BIENVENUE

Pour visionner la dernière vidéo du Mas de Carles, cliquez sur le titre

« LA VIE EN EQUILIBRE »


EDITORIAL

Carles n’est pas un abri hors sol ! Journaux et télévision nous abreuvent de nouvelles peu sécurisantes et parfois source de débats entre nous. Outre la fragilité retrouvée de nos fonctionnements associatifs (financiers et politiques) face à certains « entrepreneurs du social » qui n’espèrent que leur propre accroissement (numérique et géographique), ce dernier trimestre nous a comblé.

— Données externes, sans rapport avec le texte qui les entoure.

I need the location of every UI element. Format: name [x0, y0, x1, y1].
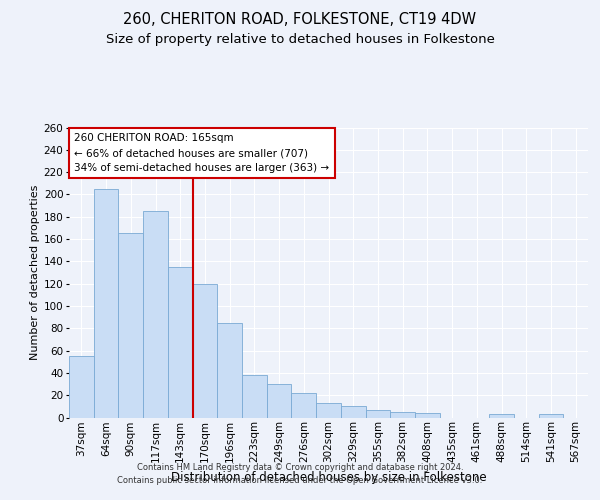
Y-axis label: Number of detached properties: Number of detached properties: [29, 185, 40, 360]
Bar: [341, 406, 365, 418]
Bar: [94, 189, 118, 418]
Bar: [242, 375, 267, 418]
Bar: [415, 413, 440, 418]
Bar: [489, 414, 514, 418]
Text: Contains HM Land Registry data © Crown copyright and database right 2024.: Contains HM Land Registry data © Crown c…: [137, 462, 463, 471]
Bar: [316, 403, 341, 417]
Text: 260, CHERITON ROAD, FOLKESTONE, CT19 4DW: 260, CHERITON ROAD, FOLKESTONE, CT19 4DW: [124, 12, 476, 28]
X-axis label: Distribution of detached houses by size in Folkestone: Distribution of detached houses by size …: [170, 470, 487, 484]
Bar: [365, 410, 390, 418]
Bar: [217, 322, 242, 418]
Bar: [193, 284, 217, 418]
Bar: [292, 393, 316, 417]
Text: Size of property relative to detached houses in Folkestone: Size of property relative to detached ho…: [106, 32, 494, 46]
Bar: [69, 356, 94, 418]
Bar: [118, 234, 143, 418]
Bar: [390, 412, 415, 418]
Bar: [143, 211, 168, 418]
Bar: [539, 414, 563, 418]
Text: Contains public sector information licensed under the Open Government Licence v3: Contains public sector information licen…: [118, 476, 482, 485]
Bar: [267, 384, 292, 418]
Text: 260 CHERITON ROAD: 165sqm
← 66% of detached houses are smaller (707)
34% of semi: 260 CHERITON ROAD: 165sqm ← 66% of detac…: [74, 134, 329, 173]
Bar: [168, 267, 193, 418]
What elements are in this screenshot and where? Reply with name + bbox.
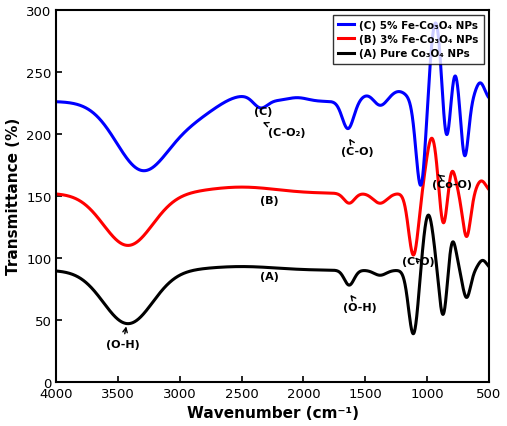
Legend: (C) 5% Fe-Co₃O₄ NPs, (B) 3% Fe-Co₃O₄ NPs, (A) Pure Co₃O₄ NPs: (C) 5% Fe-Co₃O₄ NPs, (B) 3% Fe-Co₃O₄ NPs…: [333, 16, 484, 64]
Text: (A): (A): [260, 271, 279, 281]
Text: (C-O): (C-O): [341, 141, 373, 156]
Text: (Co-O): (Co-O): [432, 176, 472, 190]
Text: (C): (C): [254, 106, 272, 117]
X-axis label: Wavenumber (cm⁻¹): Wavenumber (cm⁻¹): [187, 406, 358, 420]
Text: (B): (B): [260, 196, 279, 206]
Text: (C-O): (C-O): [403, 256, 435, 266]
Text: (O-H): (O-H): [106, 328, 139, 349]
Y-axis label: Transmittance (%): Transmittance (%): [6, 118, 21, 275]
Text: (C-O₂): (C-O₂): [264, 123, 305, 138]
Text: (O-H): (O-H): [343, 296, 377, 312]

En peu de temps, il s’agissait d’affronter une prochaine probable crise financière mondiale et, dans le même temps, de savoir si nous pourrions prochainement habiter sur Mars alors qu’habiter notre planète la colore volontiers de ruines et de sang ; de fermer dare-dare nos frontières pour nous protéger de migrants que nous jugeons trop nombreux, au risque de les réduire à rien en les assignant à la boue de leurs campements improvisés, en les convoquant à notre mépris de leur humanité les envoyant à la mort (et révélant la part de mort qui nous habite) ; d’apprendre à nous méfier de tous ceux qui ne nous ressemblent pas et/ou ne croient pas comme nous, avec les effets dévastateurs pour les hommes, les communautés et nos intelligences, sous prétexte de nous préserver d’un terrorisme dévastateur en beaucoup de lieux : Paris, Bruxelles, Tunisie, Turquie, Côte d’Ivoire, Nigéria, Somalie, Centre Afrique, Pakistan, Afghanistan, Burkina… Et le voile noir de Daech qui stérilise tout effort de rencontre et aveugle nos projets d’avenir communs ; et dans ce monde en déséquilibre voilà qu’on nous annonce la découverte de la fusion de deux trous noirs dans l’atmosphère, suggérant que nous ne savons à peu près rien de notre monde que nous malmenons si bien ( ! ), sinon que sa perpétuelle expansion nous révèle, avec l’absence de limites reconnues, l’immense fragilité du système et le renforcement de nos inquiétudes et de nos peurs, la justification meurtrière de nos paranoïa sociétales.

Retour à cette pièce jadis vue au festival d’Avignon, intitulée Dernières nouvelles de la peste : « Dieu fit la terre, mais la terre n’avait pas de soutien alors sous la terre il mit un ange. Mais l’ange n’avait pas de soutien, alors sous l’ange il mit un rocher de rubis. Mais le rocher n’avait pas de soutien, alors sous le rocher il mit un taureau. Mais le taureau n’avait pas de soutien, alors sous les pieds du taureau il mit le poisson appelé Bahamout et sous le poisson il mit de l’eau et sous l’eau l’obscurité. On ignore ce qu’il y a sous l’obscurité. » [1] Petit frisson… Et invitation en entrer en réflexion, pour ne pas offrir l’espace de notre humanité à la dévastation ambiante

Ce que nous tentons de vivre au Mas, malgré tout ce qui s’y oppose à l’extérieur comme à l’intérieur : « Le projet de l’association, par ses actions, propose de briser les solitudes en rapprochant les gens entre eux, en luttant contre l’individualisme et l’oisiveté, en rendant chaque résident acteurs du mieux vivre ensemble » (extrait de la Charte de vie au mas de Carles). Comme l’écrit Bertrand Picard : « La responsabilité n’est pas liée à la situation dont nous héritons mais à ce que nous allons en faire. »[2] C’est de cela que parle le projet associatif de la maison. Et ce à quoi nous sommes conviés à participer.

Olivier Pety

Président de l’association Mas de Carles

[1] Bernard Chartreux, Dernières nouvelles de la peste, Edilio, coll. Théâtrales, p. 95.

[2] Bertrand Picard, Changer d’altitude.